Lebih jauh lagi, hilangnya kepercayaan masyarakat terhadap penegak hukum menjadi penghalang dalam upaya penegakan hukum yang efektif. Ketika masyarakat merasa penegak hukum tidak transparan atau rentan terhadap korupsi, mereka menjadi enggan untuk melaporkan kasus-kasus ekosida atau terlibat dalam upaya pencegahan. Padahal, peran masyarakat sangat penting dalam memberikan tekanan kepada pemerintah dan korporasi agar mematuhi aturan yang ada. Sinergi yang kuat antara pemerintah, lembaga penegak hukum, dan masyarakat sangat dibutuhkan untuk menciptakan sistem hukum yang lebih responsif dan adil dalam menangani ekosida.

Secara keseluruhan, ketiga faktor ini—kurangnya kesadaran masyarakat, lemahnya penegakan hukum, dan buruknya koordinasi antar pemangku kepentingan—berkontribusi terhadap sulitnya menanggulangi persoalan ekosida secara efektif. Diperlukan pendekatan yang komprehensif untuk mengatasi masalah ini, termasuk edukasi yang lebih intensif mengenai dampak ekosida, reformasi hukum yang jelas, dan peningkatan sinergi antar lembaga.

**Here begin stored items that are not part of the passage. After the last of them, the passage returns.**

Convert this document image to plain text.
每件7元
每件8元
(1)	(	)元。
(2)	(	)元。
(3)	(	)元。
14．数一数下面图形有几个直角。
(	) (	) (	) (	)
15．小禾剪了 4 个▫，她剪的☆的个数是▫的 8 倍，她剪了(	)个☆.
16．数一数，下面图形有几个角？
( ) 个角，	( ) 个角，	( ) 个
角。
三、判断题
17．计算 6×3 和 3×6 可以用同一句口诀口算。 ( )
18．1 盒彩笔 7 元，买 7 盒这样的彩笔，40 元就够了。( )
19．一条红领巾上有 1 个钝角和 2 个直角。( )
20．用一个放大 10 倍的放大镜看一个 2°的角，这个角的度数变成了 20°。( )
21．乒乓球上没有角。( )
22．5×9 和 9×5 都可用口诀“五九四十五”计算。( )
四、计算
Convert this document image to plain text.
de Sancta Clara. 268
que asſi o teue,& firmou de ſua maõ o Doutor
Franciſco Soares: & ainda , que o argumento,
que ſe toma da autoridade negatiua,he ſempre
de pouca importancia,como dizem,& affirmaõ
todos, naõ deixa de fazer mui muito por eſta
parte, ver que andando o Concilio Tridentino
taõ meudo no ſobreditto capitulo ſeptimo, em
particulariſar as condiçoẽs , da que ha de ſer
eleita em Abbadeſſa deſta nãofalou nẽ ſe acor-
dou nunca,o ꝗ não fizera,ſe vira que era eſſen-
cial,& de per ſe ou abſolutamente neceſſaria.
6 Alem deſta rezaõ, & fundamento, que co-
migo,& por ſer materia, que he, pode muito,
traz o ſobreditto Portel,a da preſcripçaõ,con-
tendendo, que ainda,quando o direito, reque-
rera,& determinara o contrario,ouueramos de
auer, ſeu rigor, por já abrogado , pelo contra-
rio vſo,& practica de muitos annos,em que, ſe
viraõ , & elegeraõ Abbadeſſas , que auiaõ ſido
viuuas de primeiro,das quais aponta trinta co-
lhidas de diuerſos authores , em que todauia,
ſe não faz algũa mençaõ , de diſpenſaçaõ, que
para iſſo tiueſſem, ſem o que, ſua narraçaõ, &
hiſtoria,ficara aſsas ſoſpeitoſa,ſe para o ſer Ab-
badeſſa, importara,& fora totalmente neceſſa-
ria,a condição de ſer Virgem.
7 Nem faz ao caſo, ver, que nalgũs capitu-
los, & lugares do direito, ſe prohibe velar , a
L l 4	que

Kolaborasi dalam melawan ekosida

Perang melawan ekosida membutuhkan kerja sama antara masyarakat, pemerintah, dan komunitas internasional. Masyarakat berperan penting dalam meningkatkan kesadaran melalui kampanye lokal, sementara pemerintah diharapkan dapat menetapkan kebijakan yang efektif dalam melindungi lingkungan dan memperkuat kerja sama internasional dalam menegakkan aturan hukum.

Pendidikan tentang dampak ekosida juga harus diperkuat agar masyarakat lebih peka terhadap kerusakan yang disebabkan oleh aktivitas destruktif. Pengakuan ekosida sebagai kejahatan internasional adalah langkah penting untuk melindungi bumi dan hak-hak generasi mendatang.

Dengan semakin diakuinya ekosida di kancah hukum internasional, harapannya akan muncul mekanisme yang efektif untuk mencegah perusakan lingkungan lebih lanjut. Kini saatnya kita bertindak untuk mencegah kehancuran lebih lanjut sebelum terlambat.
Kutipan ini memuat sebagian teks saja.